# Интернет о суициде > Этот форум >  Уведомления по E-mail. Again & again.

## Sad_Soul

И снова здравствуйте. 
Пишу уже во второй раз. Администрация когда-нибудь допилит уведомления до рабочего состояния? Что это такое в конце концов? Они приходят с периодичностью раз в несколько месяцев. Спасибо хоть не из рэндомного топика. Да и почему-то не все, а вот как-то так. Админ, если ты ещё жив, прими меры.
Вопрос к посетителям: у вас такие проблемы есть или это я счастливец?

----------


## fuсka rolla

Снимите галочку у "уведомлять"\"подписаться на эту тему", если не хотите писем, поставьте галочку, если хотите таковые получать. Или это уже не работает?

----------


## wiki

Видимо и в правду у Вас что-то в настройках надо исправить. У меня как-то без проблем доходят и о личке, и о темах при чём за пару минут уже всё в ящике.

----------


## Sad_Soul

Всё хорошо у меня в настройках.


Может, это из-за кривого восстановления после далекого падения форума. Примерно с того момента такое и началось. Не хотеть регистрировать новый аккаунт.

----------


## wiki

у Вас даже картинка немного ни такая.

Вверху страницы строчка и вот там есть словосочетание:
Forum Actions- нажать, далее будет три  слова:среднее-опции- опять нажать-откроется страница настроек и вот там будет раздел Личные сообщения, в общем у меня там вот так:
You may limit the receipt of private messages to just moderators and your contacts. Other members who attempt to send messages to you will be told that you have disabled private messaging.
Email Notification of New Private Messages:

Получать уведомления по электронной почте при получении новых ЛС- вот здесь нужно поставить точку.
 Don't receive Email Notification of new Private Messages
Форум может выслать Вам уведомление по электронной почте, если Вам пришлют новое личное сообщение.
New Private Message Notification Pop-up:

Разрешить уведомления о новых ЛС всплывающим окном-здесь тоже точка
 Don't show New Private Message Notification Pop-up
 ну это вот так по поводу лички.Может быть я что-то ещё забыла сказать? Не знаю

----------


## Sad_Soul

> у Вас даже картинка немного ни такая.
> 
> Вверху страницы строчка и вот там есть словосочетание:
> Forum Actions- нажать, далее будет три  слова:среднее-опции- опять нажать-откроется страница настроек и вот там будет раздел Личные сообщения, в общем у меня там вот так:
> You may limit the receipt of private messages to just moderators and your contacts. Other members who attempt to send messages to you will be told that you have disabled private messaging.
> Email Notification of New Private Messages:
> 
> Получать уведомления по электронной почте при получении новых ЛС- вот здесь нужно поставить точку.
>  Don't receive Email Notification of new Private Messages
> ...


 Мне не нужны личные сообщения, мне нужны ответы в топика. Ферштейн? Всё у меня "так".

----------


## fuсka rolla

Зайди в кабинет. Это там делается.

----------


## Sad_Soul

Не хочется называть вас плохими словами, други, но вы не понимаете сути проблемы и вряд ли поможете мне её решить.

----------


## Sad_Soul

> походу одной галкой это никак не отключить, надо от всех тем отписываться


 Вы что, сговорились? Мне не нужно отписываться, мне нужно, чтобы приходили все ответы на email из тех тем, на которые я уже подписан.

----------


## fuсka rolla

> Вы что, сговорились? Мне не нужно отписываться, мне нужно, чтобы приходили все ответы на email из тех тем, на которые я уже подписан.
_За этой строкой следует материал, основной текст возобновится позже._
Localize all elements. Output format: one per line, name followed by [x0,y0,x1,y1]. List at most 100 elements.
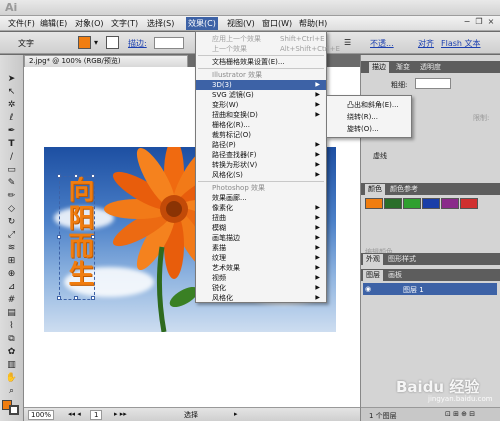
handle-left[interactable] [57,235,61,239]
selection-tool-icon[interactable]: ➤ [3,73,20,85]
rotate-tool-icon[interactable]: ↻ [3,216,20,228]
effect-menu-item[interactable]: 模糊 ▶ [196,223,326,233]
layer-row[interactable]: ◉ 图层 1 [363,283,497,295]
direct-selection-tool-icon[interactable]: ↖ [3,86,20,98]
tab-color[interactable]: 颜色 [365,184,385,195]
fill-swatch[interactable] [78,36,91,49]
menu-file[interactable]: 文件(F) [6,17,37,30]
document-tab[interactable]: 2.jpg* @ 100% (RGB/预览) [24,55,188,67]
zoom-level[interactable]: 100% [28,410,55,420]
tab-layers[interactable]: 图层 [363,270,383,281]
color-swatch[interactable] [422,198,440,209]
tab-transparency[interactable]: 透明度 [417,62,444,73]
eyedropper-tool-icon[interactable]: ⌇ [3,320,20,332]
page-number[interactable]: 1 [90,410,103,420]
effect-menu-item[interactable]: 像素化 ▶ [196,203,326,213]
magic-wand-tool-icon[interactable]: ✲ [3,99,20,111]
tab-appearance[interactable]: 外观 [363,254,383,265]
hand-tool-icon[interactable]: ✋ [3,372,20,384]
blend-tool-icon[interactable]: ⧉ [3,333,20,345]
status-arrow-icon[interactable]: ▸ [234,410,238,418]
page-next-icon[interactable]: ▸ ▸▸ [114,410,127,418]
handle-bottom-right[interactable] [91,296,95,300]
tab-stroke[interactable]: 描边 [369,62,389,73]
effect-menu-item[interactable]: 风格化(S) ▶ [196,170,326,180]
effect-menu-item[interactable]: 效果画廊... [196,193,326,203]
restore-icon[interactable]: ❐ [474,17,484,27]
submenu-3d-item[interactable]: 旋转(O)... [327,124,411,134]
handle-bottom[interactable] [74,296,78,300]
dashed-line-label[interactable]: 虚线 [373,151,387,161]
color-swatch[interactable] [403,198,421,209]
effect-menu-item[interactable]: 裁剪标记(O) [196,130,326,140]
minimize-icon[interactable]: − [462,17,472,27]
tab-graphic-styles[interactable]: 图形样式 [385,254,419,265]
menu-help[interactable]: 帮助(H) [297,17,329,30]
pencil-tool-icon[interactable]: ✏ [3,190,20,202]
submenu-3d-item[interactable]: 凸出和斜角(E)... [327,100,411,110]
effect-menu-item[interactable]: 3D(3) ▶ [196,80,326,90]
effect-menu-item[interactable]: 视频 ▶ [196,273,326,283]
free-transform-tool-icon[interactable]: ⊞ [3,255,20,267]
visibility-eye-icon[interactable]: ◉ [365,285,371,293]
effect-menu-item[interactable]: 扭曲和变换(D) ▶ [196,110,326,120]
color-swatch[interactable] [384,198,402,209]
effect-menu-item[interactable]: 转换为形状(V) ▶ [196,160,326,170]
weight-field[interactable] [415,78,451,89]
menu-type[interactable]: 文字(T) [109,17,140,30]
warp-tool-icon[interactable]: ≋ [3,242,20,254]
color-swatch[interactable] [365,198,383,209]
layer-action-icons[interactable]: ⊡ ⊞ ⊕ ⊟ [445,410,475,418]
page-prev-icon[interactable]: ◂◂ ◂ [68,410,81,418]
lasso-tool-icon[interactable]: ℓ [3,112,20,124]
symbol-sprayer-tool-icon[interactable]: ✿ [3,346,20,358]
effect-menu-item[interactable]: 文档栅格效果设置(E)... [196,57,326,67]
rectangle-tool-icon[interactable]: ▭ [3,164,20,176]
menu-object[interactable]: 对象(O) [73,17,106,30]
tab-color-guide[interactable]: 颜色参考 [387,184,421,195]
scale-tool-icon[interactable]: ⤢ [3,229,20,241]
menu-window[interactable]: 窗口(W) [260,17,294,30]
effect-menu-item[interactable]: 变形(W) ▶ [196,100,326,110]
stroke-swatch[interactable] [106,36,119,49]
tab-gradient[interactable]: 渐变 [393,62,413,73]
submenu-3d-item[interactable]: 绕转(R)... [327,112,411,122]
fill-dropdown-icon[interactable]: ▾ [94,38,98,47]
effect-menu-item[interactable]: 路径(P) ▶ [196,140,326,150]
effect-menu-item[interactable]: 画笔描边 ▶ [196,233,326,243]
tool-stroke-swatch[interactable] [9,405,19,415]
stroke-weight-field[interactable] [154,37,184,49]
menu-edit[interactable]: 编辑(E) [38,17,69,30]
color-swatch[interactable] [441,198,459,209]
flash-text-link[interactable]: Flash 文本 [441,38,481,49]
paintbrush-tool-icon[interactable]: ✎ [3,177,20,189]
layer-name[interactable]: 图层 1 [403,285,424,295]
type-tool-icon[interactable]: T [3,138,20,150]
handle-top-left[interactable] [57,174,61,178]
menu-effect[interactable]: 效果(C) [186,17,218,30]
graph-tool-icon[interactable]: ▥ [3,359,20,371]
style-icon[interactable]: ☰ [344,38,351,47]
pen-tool-icon[interactable]: ✒ [3,125,20,137]
tab-artboards[interactable]: 画板 [385,270,405,281]
stroke-label[interactable]: 描边: [128,38,147,49]
line-tool-icon[interactable]: ∕ [3,151,20,163]
handle-bottom-left[interactable] [57,296,61,300]
mesh-tool-icon[interactable]: # [3,294,20,306]
effect-menu-item[interactable]: 纹理 ▶ [196,253,326,263]
menu-view[interactable]: 视图(V) [225,17,257,30]
color-swatch[interactable] [460,198,478,209]
effect-menu-item[interactable]: SVG 滤镜(G) ▶ [196,90,326,100]
menu-select[interactable]: 选择(S) [145,17,176,30]
eraser-tool-icon[interactable]: ◇ [3,203,20,215]
handle-right[interactable] [91,235,95,239]
align-link[interactable]: 对齐 [418,38,434,49]
handle-top[interactable] [74,174,78,178]
gradient-tool-icon[interactable]: ▤ [3,307,20,319]
perspective-grid-tool-icon[interactable]: ⊿ [3,281,20,293]
effect-menu-item[interactable]: 素描 ▶ [196,243,326,253]
effect-menu-item[interactable]: 艺术效果 ▶ [196,263,326,273]
opacity-link[interactable]: 不透... [370,38,394,49]
handle-top-right[interactable] [91,174,95,178]
effect-menu-item[interactable]: 锐化 ▶ [196,283,326,293]
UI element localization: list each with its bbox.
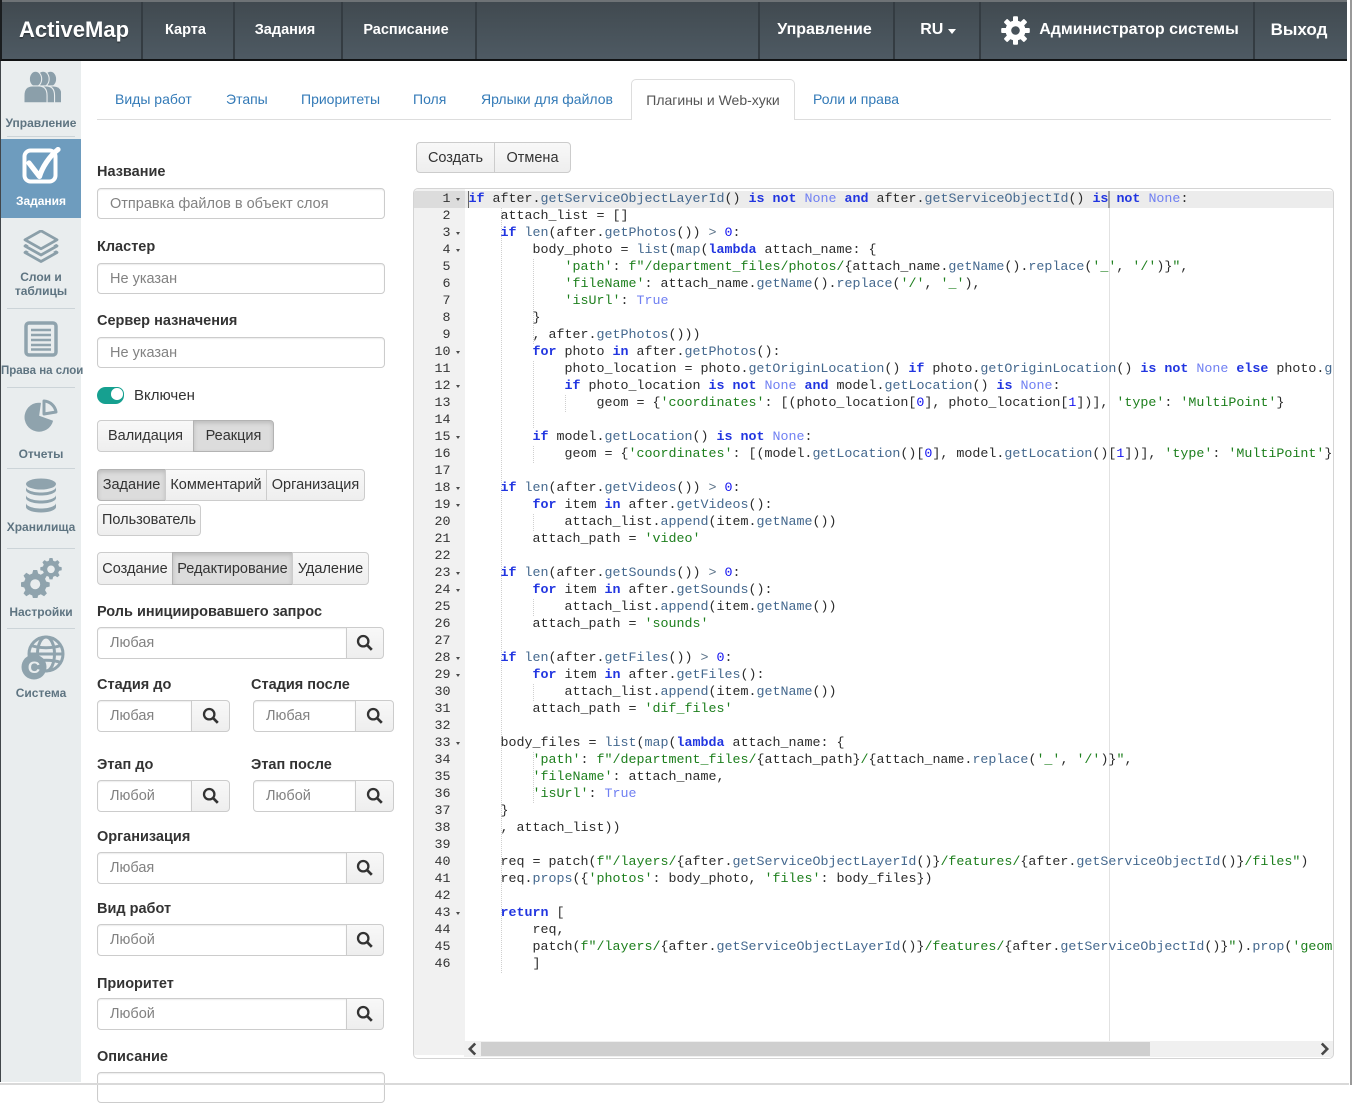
svg-text:C: C [28, 658, 40, 677]
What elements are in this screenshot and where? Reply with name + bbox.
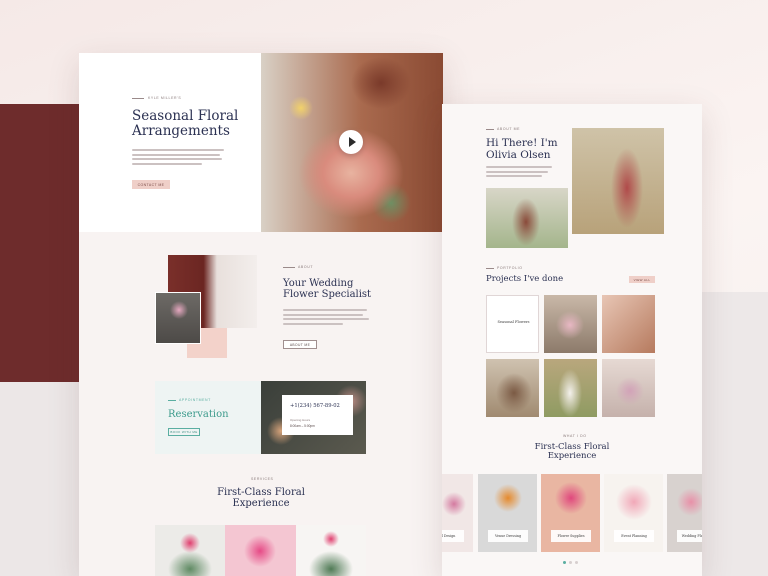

 Вам тогда проще было с самого начала конкретизировать запрос- он до сих пор загадочен. Если ящик на мейле- могут быть проблемы с доставкой корреспонденции.

----------


## Sad_Soul

> Если ящик на мейле- могут быть проблемы с доставкой корреспонденции.


 С чем это связано и как это решается?

----------


## wiki

Попробуйте завести ящик на Рамблере или Яндексе.Может проблема и решится.

----------